Running a kernel blocks the CPU? Is it possible to run it asynchronously?

Hey

I see that running a kernel uses 100% of a core in my CPU. Does this mean that a kernel launch totally blocks a CPU core until its finished? None of the processing is done on the CPU, so I’m guessing its some kind of spin lock that runs in a busy wait loop until the kernel is finished. If so, it is very inefficient, and I would like to know if anybody knows of any workarounds to this?

Another equally important question is, if the kernel does indeed block one CPU core to run, how does a multi threaded program scheduler intercept the execution of the kernel processing when it suspends the CPU cuda thread to allow other threads to execute? I have a program that runs several different CPU intensive threads, and one CUDA related CPU thread. The CUDA code runs MUCH more slowly than on a single threaded application. Please advise.

Kernel launches are asynchronous, but if you do certain CUDA operations after the launch (like a cudaMemcpy, which requires that the kernel finish to give you correct answers) then the CPU will block in a busy loop polling the card until it is ready. This minimizes latency, but as you observe, uses 100% of a CPU core.

If you can tolerate increased latency, then there are ways to change this behavior. CUDA 2.2 will have options to change the blocking mechanism so that the CPU thread waiting for the GPU will yield to other threads. See the man page for cudaSetContextFlags() if you have access to the beta.

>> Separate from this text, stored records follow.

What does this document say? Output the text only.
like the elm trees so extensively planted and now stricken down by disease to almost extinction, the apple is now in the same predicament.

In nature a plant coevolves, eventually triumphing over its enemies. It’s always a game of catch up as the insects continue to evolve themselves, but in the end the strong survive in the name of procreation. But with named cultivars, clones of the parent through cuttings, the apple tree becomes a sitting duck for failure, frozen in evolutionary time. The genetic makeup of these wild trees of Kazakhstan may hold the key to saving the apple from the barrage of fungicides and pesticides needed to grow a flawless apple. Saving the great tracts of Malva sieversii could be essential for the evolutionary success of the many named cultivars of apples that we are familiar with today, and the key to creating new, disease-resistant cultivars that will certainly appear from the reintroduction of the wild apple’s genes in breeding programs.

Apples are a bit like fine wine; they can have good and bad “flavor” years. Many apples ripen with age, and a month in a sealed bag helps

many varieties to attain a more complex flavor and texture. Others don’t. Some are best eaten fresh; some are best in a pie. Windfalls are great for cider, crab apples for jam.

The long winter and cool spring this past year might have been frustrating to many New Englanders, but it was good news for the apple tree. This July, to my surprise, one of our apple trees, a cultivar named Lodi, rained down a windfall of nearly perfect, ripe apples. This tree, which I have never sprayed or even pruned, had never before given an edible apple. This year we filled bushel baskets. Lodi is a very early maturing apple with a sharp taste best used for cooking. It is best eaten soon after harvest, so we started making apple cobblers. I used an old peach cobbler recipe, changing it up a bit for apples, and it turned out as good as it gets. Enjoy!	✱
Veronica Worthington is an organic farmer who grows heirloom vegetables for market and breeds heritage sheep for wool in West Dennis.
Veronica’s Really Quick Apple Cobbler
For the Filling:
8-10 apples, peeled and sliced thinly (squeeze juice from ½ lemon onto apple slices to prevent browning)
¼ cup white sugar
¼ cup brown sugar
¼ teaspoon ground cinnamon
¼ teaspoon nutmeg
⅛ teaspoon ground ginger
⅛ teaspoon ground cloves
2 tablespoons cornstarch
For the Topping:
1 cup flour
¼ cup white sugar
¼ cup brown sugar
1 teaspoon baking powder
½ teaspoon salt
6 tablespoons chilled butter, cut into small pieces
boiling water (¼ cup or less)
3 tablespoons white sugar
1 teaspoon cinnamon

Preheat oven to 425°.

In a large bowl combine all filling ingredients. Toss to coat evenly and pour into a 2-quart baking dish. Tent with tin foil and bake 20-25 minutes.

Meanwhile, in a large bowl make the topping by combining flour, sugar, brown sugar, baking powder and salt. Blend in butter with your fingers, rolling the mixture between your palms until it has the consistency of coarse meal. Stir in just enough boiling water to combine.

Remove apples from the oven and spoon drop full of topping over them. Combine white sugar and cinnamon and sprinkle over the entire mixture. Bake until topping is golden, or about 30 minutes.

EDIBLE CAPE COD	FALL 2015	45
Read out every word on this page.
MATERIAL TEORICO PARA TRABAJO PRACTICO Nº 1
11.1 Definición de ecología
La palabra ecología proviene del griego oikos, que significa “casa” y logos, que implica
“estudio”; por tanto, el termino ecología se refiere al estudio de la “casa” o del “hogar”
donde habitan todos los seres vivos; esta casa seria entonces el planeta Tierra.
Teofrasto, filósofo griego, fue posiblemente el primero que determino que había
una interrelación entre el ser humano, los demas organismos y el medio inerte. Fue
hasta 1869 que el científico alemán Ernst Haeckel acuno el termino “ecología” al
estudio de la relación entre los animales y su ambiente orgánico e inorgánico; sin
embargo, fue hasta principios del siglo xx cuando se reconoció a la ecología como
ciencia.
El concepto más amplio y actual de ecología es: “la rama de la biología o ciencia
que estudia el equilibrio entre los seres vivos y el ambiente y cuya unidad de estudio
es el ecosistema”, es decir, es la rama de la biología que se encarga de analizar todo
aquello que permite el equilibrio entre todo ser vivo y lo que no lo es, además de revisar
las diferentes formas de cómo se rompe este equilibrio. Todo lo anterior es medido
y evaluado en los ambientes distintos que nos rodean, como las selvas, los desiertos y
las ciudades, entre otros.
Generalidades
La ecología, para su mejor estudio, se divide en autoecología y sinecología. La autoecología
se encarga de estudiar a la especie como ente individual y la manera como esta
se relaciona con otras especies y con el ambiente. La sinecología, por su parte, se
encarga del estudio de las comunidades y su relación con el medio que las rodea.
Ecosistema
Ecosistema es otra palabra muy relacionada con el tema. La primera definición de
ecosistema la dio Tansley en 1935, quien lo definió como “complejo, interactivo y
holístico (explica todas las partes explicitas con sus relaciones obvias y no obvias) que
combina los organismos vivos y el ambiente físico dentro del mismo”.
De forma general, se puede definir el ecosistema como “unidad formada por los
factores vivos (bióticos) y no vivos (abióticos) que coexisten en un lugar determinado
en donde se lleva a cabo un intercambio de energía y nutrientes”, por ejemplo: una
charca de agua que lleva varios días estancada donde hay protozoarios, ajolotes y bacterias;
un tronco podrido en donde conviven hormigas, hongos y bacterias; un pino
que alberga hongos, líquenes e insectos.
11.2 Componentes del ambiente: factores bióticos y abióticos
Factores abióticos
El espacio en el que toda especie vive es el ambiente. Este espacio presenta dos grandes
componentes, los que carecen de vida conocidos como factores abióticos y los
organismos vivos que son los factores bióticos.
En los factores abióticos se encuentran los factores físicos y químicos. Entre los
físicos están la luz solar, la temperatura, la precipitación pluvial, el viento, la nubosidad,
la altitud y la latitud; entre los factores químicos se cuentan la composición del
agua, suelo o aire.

If you are using CUDA 2.1 or older, I think there is a way to do your own polling with streams, but I’m not entirely sure how that works.

Very informative, thanks!

As a note to people reading this, I noticed that multiple calls to fast CUDA kernels from an overloaded CPU take an unacceptably long amount of time to finish processing. After using the visual profiler, I noticed that the amount of time spent calculating on the GPU was the same between single threaded CPU and overloaded multithreaded CPU apps → the problem is thus when a CPU is overloaded with computationally intensive threads, CUDA does not have a proper chance to start for whatever reason and the latency between kernel launches skyrockets (for me, it was 30x slower on a loaded dual core CPU). However, I solved the problem by adding a microsleep to my CPU intensive threads, which effectively give the CUDA thread some time to launch the kernel properly.